Bayangan menyelimuti kepala Zhou Xuchuan. Seolah-olah Gunung Tai telah menimpanya.
*Petikan.*
*Mari kita lihat berapa lama ia bisa bertahan!*
Zhou Xuchuan mengangkat tumitnya dan menendang permukaan air. Tubuh *imoogi itu *jatuh tepat di tempat dia berdiri sebelumnya.
*LEDAKAN!*
Kolom air menyembur ke atas. Pelangi tujuh warna muncul di udara saat tetesan air jatuh di bawahnya.
Zhou Xuchuan menerobos kekacauan dan berlari di permukaan air menggunakan teknik menyeberangi air dengan eceng gondok terapung.
*BOOM! BANG! BANG!*
Imoogi mengejar Zhou Xuchuan, tubuhnya—yang tampak tak berujung seperti Tembok Besar—menyelam ke dalam air dan muncul kembali dalam gelombang berulang *.*
*Heup!*
Meskipun *imoogi itu *mengesankan, Zhou Xuchuan juga bukan orang biasa. Dia menghindar dengan baik dengan menggerakkan tubuhnya ke sana kemari. Dia tidak hanya fokus pada menghindar, tetapi juga menggunakan pedangnya setiap kali tubuh *imoogi *mendekat.

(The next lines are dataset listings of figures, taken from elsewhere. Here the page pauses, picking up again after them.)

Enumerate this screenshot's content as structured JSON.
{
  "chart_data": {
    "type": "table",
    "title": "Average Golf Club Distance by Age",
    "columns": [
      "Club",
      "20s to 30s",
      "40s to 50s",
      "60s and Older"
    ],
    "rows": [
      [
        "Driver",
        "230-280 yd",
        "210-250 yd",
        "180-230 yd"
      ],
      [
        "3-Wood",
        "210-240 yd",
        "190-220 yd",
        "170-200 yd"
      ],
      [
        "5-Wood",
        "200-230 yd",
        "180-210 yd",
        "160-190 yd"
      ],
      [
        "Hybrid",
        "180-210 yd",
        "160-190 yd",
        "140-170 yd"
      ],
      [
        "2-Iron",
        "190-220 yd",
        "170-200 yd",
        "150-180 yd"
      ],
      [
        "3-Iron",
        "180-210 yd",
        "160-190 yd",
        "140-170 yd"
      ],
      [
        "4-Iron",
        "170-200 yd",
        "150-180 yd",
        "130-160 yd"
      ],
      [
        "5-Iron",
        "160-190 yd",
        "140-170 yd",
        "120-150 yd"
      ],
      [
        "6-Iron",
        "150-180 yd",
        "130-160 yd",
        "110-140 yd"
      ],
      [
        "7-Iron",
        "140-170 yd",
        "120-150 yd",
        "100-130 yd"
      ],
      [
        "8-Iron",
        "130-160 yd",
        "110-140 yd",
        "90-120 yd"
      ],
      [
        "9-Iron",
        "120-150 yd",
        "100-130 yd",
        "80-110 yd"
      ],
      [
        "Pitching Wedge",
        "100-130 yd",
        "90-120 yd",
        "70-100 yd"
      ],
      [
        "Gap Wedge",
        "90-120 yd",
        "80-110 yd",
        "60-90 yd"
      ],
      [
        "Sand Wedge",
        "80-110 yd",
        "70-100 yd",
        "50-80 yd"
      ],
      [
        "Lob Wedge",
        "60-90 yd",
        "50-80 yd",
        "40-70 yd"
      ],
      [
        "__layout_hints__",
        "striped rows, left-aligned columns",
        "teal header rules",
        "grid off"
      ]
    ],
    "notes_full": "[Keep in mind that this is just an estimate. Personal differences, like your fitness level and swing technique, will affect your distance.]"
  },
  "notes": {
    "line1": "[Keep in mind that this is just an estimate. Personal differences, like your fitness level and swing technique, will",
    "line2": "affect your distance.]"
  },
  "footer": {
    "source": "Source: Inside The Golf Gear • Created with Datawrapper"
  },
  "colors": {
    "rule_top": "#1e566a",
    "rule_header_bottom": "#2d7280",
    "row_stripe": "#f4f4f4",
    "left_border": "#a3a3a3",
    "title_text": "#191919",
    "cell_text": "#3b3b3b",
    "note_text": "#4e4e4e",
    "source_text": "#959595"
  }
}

Setiap kali dia menebas tetesan air, aroma buah plum menyebar. Dua puluh empat Bentuk Pedang Bunga Plum menunjukkan kekuatannya bahkan di atas air.
Setiap kali cahaya yang dipantulkan pada pedang itu berkedip, goresan yang tak terhitung jumlahnya muncul di permukaannya.
Namun, dia tetap tidak mampu menembus tubuh monster itu.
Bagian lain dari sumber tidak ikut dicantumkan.